According to the World Health Organization (WHO), seasonal influenza is a serious respiratory disease that causes annual epidemics in humans worldwide, resulting in about 3-5 million cases of severe illness and about 250,000 to 500,000 deaths. Respiratory syncytial virus (RSV), a respiratory virus that infects the lungs and breathing passages, also affects millions and is the leading cause of inflammatory bronchitis pneumonia and viral death in infants and some elderly adults.
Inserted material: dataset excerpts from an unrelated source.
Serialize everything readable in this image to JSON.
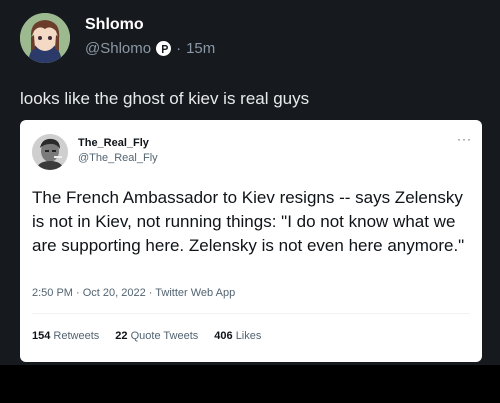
{
  "post": {
    "display_name": "Shlomo",
    "handle": "@Shlomo",
    "time": "15m",
    "separator": "·",
    "text": "looks like the ghost of kiev is real guys"
  },
  "embed": {
    "display_name": "The_Real_Fly",
    "handle": "@The_Real_Fly",
    "body": "The French Ambassador to Kiev resigns --  says Zelensky is not in Kiev, not running things: \"I do not know what we are supporting here. Zelensky is not even here anymore.\"",
    "meta": "2:50 PM · Oct 20, 2022 · Twitter Web App",
    "retweets_count": "154",
    "retweets_label": "Retweets",
    "quotes_count": "22",
    "quotes_label": "Quote Tweets",
    "likes_count": "406",
    "likes_label": "Likes",
    "more_glyph": "···"
  },
  "colors": {
    "background": "#16191d",
    "text_primary": "#e7e9ea",
    "text_secondary": "#8b98a5",
    "embed_background": "#ffffff"
  }
}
Given the anticancer, anti-inflammatory, and immune modifying abilities of ginseng, researcher Sang-Moo Kang of Georgia State University’s institute for Biomedical Sciences decided to study the beneficial effects of ginseng in treating and preventing these two viral diseases.
In his publication in Nutrients, Kanginvestigated whether red ginseng extract has preventive effects on influenza A virus infections. In the study, mice were infected with influenza A virus, and orally administered ginseng. Kang found that the extract improved the survival of human lung epithelial cells infected with influenza virus, and also reduced the expression of genes that cause inflammation. Kang’s second study, soon to be published in the International Journal of Molecular Medicine, investigated whether Korean red ginseng has antiviral effects, specifically for treating RSV infection. Kang found that Korean red ginseng extract improved the survival of human lung epithelial cells against RSV infection and inhibited the virus from replicating in the body. Additionally, mice that were orally administered the ginseng extract also had lower viral levels after infection with RSV, suggesting ginseng extract’s antiviral activity.